On Tuesday, November 22, as President Muhammadu Buhari oversees the first oil drill in Northern Nigeria, community leaders and citizens of the states of Bauchi and Gombe demanded employment prospects and a plan for a cleaner environment.
They urged the president and other stakeholders to make sure that their communities were not excluded from recruitment, decision-making, remuneration, and other possibilities, describing the development as a new dawn in their lives.
According to our reporters, preparations have advanced significantly along the Kolmani River, which runs between the states of Bauchi and Gombe, where President Buhari will preside over the momentous occasion.
Top executives from the Nigerian National Petroleum Company Ltd (NNPC) and the New Nigerian Development Company (NNDC) were seen mobilizing to the site in Gombe town to finalize preparations for the maiden oil drill.
The 19 northern states’ umbrella investment firm, NNDC, has oil prospecting licenses (OPL) 809 and 810 for the Kolmani field under a production-sharing agreement with NNPC Ltd. (PSC).
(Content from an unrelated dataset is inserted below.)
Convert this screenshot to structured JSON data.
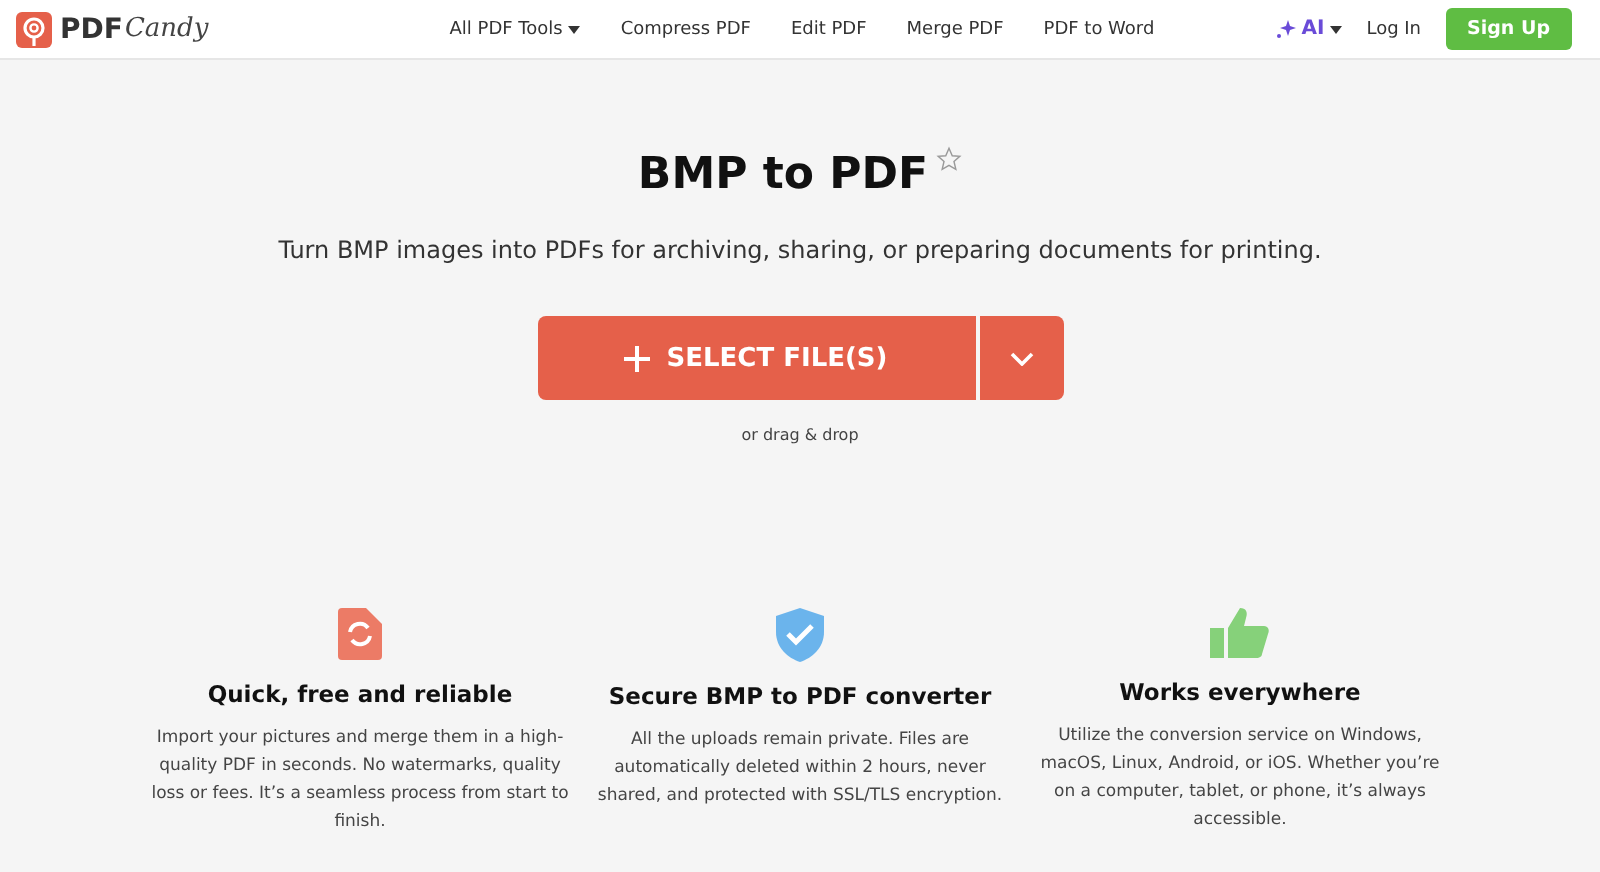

NNPC claimed the finding of oil in commercial quantities at the Kolmani River area in 2019, even though exploration had begun more than 30 years earlier but had been abandoned for several reasons.
By September 2021, it had started looking for a developer for the integrated oilfield, which involved upstream oil drilling as well as the operation of a 50,000 barrel per stream day (bpsd) refining facility and a 150 MW power plant in the midstream.
Several communities, including Garin Kafin Abbas in the Alkaleri Local Government Area of Bauchi State, where an earlier drill attempt was thwarted, were seen along the Gombe-Buckhi Expressway leading to the project site, while our reporters saw a large security presence.
It’s a reality or a fantasy…
Dr. Aliyu U. Tilde, the commissioner of education of Bauchi State, wrote an article welcoming Buhari to the oil drilling site and said that history had been created for the two sister states that had been “re-joined” by the president.
He dated the beginning of the Kolmani River’s role as the boundary between Bauchi and Gombe to the times of Yakubun Bauchi and Buba Yero, two of Usman Danfodio’s pupils.
He claims there were some disputes between the two about the location of their border, but in 1817, Sultan Muhammad Bello was in power and the Kolmani River was decided upon as their border.
Until Gombe became a state in 1996 under General Sani Abacha’s rule, Bauchi remained a province.
In the same Kolmani valley where their ancestors fought 207 years ago, President Buhari has reunited them with oil and gas.
I believe it is preferable for us to accept that the two will always be brothers since providence has so ordered,” he said.